The central question raised—how to balance probe capacity with the underlying network's complexity—is a fundamental one. The author rightly points out the potential for overfitting in these probing experiments, where a simple classifier might latch onto spurious correlations rather than revealing genuine understanding. The desire for theoretical grounding, specifically for provable guarantees about what a model "can learn," reflects a yearning for rigor in a field often dominated by empirical observation.
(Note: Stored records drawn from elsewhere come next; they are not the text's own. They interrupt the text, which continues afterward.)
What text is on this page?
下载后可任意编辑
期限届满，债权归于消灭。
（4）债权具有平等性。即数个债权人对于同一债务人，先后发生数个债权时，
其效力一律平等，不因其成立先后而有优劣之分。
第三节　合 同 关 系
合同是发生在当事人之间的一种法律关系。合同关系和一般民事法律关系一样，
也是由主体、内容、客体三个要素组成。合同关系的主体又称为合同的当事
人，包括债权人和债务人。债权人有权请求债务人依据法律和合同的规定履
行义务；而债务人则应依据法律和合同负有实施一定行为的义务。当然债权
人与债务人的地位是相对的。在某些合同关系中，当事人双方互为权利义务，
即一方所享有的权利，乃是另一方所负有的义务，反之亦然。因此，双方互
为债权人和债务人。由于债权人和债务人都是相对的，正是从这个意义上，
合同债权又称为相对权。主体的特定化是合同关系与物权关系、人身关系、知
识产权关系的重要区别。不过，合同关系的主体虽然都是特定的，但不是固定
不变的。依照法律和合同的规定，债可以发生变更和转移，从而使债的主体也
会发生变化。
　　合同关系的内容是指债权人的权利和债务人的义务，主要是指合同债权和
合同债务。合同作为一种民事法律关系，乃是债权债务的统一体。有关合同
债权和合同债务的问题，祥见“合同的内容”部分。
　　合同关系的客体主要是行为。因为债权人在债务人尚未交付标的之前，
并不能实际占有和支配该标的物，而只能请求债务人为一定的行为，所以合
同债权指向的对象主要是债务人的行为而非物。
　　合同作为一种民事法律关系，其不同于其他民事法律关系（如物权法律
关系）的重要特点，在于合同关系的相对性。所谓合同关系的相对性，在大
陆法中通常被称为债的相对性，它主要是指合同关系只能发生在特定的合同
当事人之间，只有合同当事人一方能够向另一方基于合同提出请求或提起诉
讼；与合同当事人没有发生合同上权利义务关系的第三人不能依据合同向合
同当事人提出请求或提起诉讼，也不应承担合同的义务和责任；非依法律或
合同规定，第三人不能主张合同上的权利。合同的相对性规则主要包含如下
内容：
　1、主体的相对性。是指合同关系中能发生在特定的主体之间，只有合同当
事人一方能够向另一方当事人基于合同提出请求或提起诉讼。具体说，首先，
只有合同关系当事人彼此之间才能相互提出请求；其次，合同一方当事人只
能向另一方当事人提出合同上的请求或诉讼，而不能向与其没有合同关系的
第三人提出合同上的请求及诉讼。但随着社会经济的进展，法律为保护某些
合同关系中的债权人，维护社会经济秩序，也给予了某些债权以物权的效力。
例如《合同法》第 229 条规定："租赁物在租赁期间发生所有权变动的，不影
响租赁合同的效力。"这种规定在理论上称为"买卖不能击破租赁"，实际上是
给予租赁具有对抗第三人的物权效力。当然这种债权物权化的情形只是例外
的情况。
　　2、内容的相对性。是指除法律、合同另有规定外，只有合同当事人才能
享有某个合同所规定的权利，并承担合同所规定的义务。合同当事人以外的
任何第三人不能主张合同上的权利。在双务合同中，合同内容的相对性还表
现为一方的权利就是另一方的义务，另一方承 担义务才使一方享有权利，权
The Nyquist-type analogy—drawing parallels to signal processing and the need for sufficient sampling to capture frequencies—offers a compelling, though currently elusive, pathway toward such guarantees. Factoring in the difficulty of examples, as suggested by the author's idea of ensemble-based accuracy assessment, is a valuable direction, although the computational cost for LLMs remains a significant barrier. The Gemini example, where the model hallucinates details even while attempting to answer a seemingly simple question, powerfully illustrates the limitations of relying solely on performance metrics.

The critique of the original post's small word set and the resulting artificially inflated performance is particularly insightful. It serves as a cautionary tale against drawing broad conclusions from limited experiments. The author's experience with Gemini underscores a deeper problem: LLMs, despite their impressive capabilities, often exhibit brittle reasoning and a propensity for generating plausible but incorrect answers. This isn’t necessarily a failure of “learning” in the traditional sense, but rather a consequence of the massive scale and distributed nature of these models, where knowledge is implicitly encoded in a complex web of connections. It challenges the mechanistic interpretability approach—the idea that we can dissect these models to understand their inner workings—and suggests that a more holistic understanding, perhaps informed by insights from cognitive science, might be required.

Ultimately, the conversation highlights the need for more sophisticated probing techniques and a more nuanced understanding of what it means for an LLM to "know" something. The current focus on simple classifiers and limited datasets risks yielding misleading conclusions. Moving forward, we need to develop methods that can account for the inherent complexity of these models, incorporate notions of difficulty and uncertainty, and strive for theoretical frameworks that can provide meaningful guarantees about their behavior. The question remains: can we truly dissect and understand these black boxes, or are we destined to treat them as complex, albeit powerful, oracles?